Jagdhunde, denn „Jagd ohne Hund ist Schund“

Sitzt man in einem Vorlesungssaal einer Veranstaltung im Forstwirtschaftsstudium, überrascht es häufig, wie viele vierbeinige Begleiter einfach so unter den Tischen liegen und dort schlafen. An einigen Hochschulen mit einer forstlichen Fakultät ist das Gang und Gäbe, hier werden Hunde geduldet.  Die Jagdweisheit  “Jagd ohne Hund ist Schund” ist nicht nur ein Sprichwort, sondern sogar im Gesetz verankert.
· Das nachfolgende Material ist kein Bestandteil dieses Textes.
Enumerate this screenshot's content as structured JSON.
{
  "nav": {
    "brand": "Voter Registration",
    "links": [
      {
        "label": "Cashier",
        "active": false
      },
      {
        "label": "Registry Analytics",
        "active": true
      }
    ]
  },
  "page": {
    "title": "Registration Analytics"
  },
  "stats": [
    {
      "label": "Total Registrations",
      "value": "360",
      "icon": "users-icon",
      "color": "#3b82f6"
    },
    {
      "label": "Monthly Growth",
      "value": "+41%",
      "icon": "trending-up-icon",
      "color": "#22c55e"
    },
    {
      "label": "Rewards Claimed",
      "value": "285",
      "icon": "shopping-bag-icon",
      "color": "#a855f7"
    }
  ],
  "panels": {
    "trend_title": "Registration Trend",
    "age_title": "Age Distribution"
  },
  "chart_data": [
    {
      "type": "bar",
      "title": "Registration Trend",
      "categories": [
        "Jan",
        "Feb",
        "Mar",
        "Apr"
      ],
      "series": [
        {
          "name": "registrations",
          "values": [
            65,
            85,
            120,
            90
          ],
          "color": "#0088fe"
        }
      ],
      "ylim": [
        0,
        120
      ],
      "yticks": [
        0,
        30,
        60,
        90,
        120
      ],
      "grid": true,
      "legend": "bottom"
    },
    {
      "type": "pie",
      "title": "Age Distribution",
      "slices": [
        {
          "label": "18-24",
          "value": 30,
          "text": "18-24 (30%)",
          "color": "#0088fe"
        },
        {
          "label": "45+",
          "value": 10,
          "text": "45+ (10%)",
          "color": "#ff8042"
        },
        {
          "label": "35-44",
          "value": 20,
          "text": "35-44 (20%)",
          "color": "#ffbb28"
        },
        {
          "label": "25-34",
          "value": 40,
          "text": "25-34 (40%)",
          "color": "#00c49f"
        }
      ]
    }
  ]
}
So lautet §4 Abs. 1 des Niedersächsischen Jagdgesetzes “Den Jagdausübungsberechtigten muss ein für den Jagdbezirk brauchbarer Jagdhund, der geprüft ist, zur Verfügung stehen.” Welche Hunde auch Jagdhunde sind, was es mit dem Begriff “brauchbar” auf sich hat und welche Hunde wir bei Forst Erklärt haben, erfahrt Ihr in diesem Artikel!

Was sind Jagdhunde?

Das ist gar nicht so leicht zu beantworten, wie man vielleicht meinen könnte. Denn im Grunde hat jede Rasse ihren Ursprung als Jagdhund. Viele Rassen, die man heutzutage nie mit der Jagd in Verbindung bringen würde, wurden einst als Jagdhunde verwendet. Wer hätte beispielsweise gedacht, dass Pudel eigentlich für das Apportieren, also vornehmlich das Bringen von erlegten Enten aus dem Wasser,  ausgebildet worden sind?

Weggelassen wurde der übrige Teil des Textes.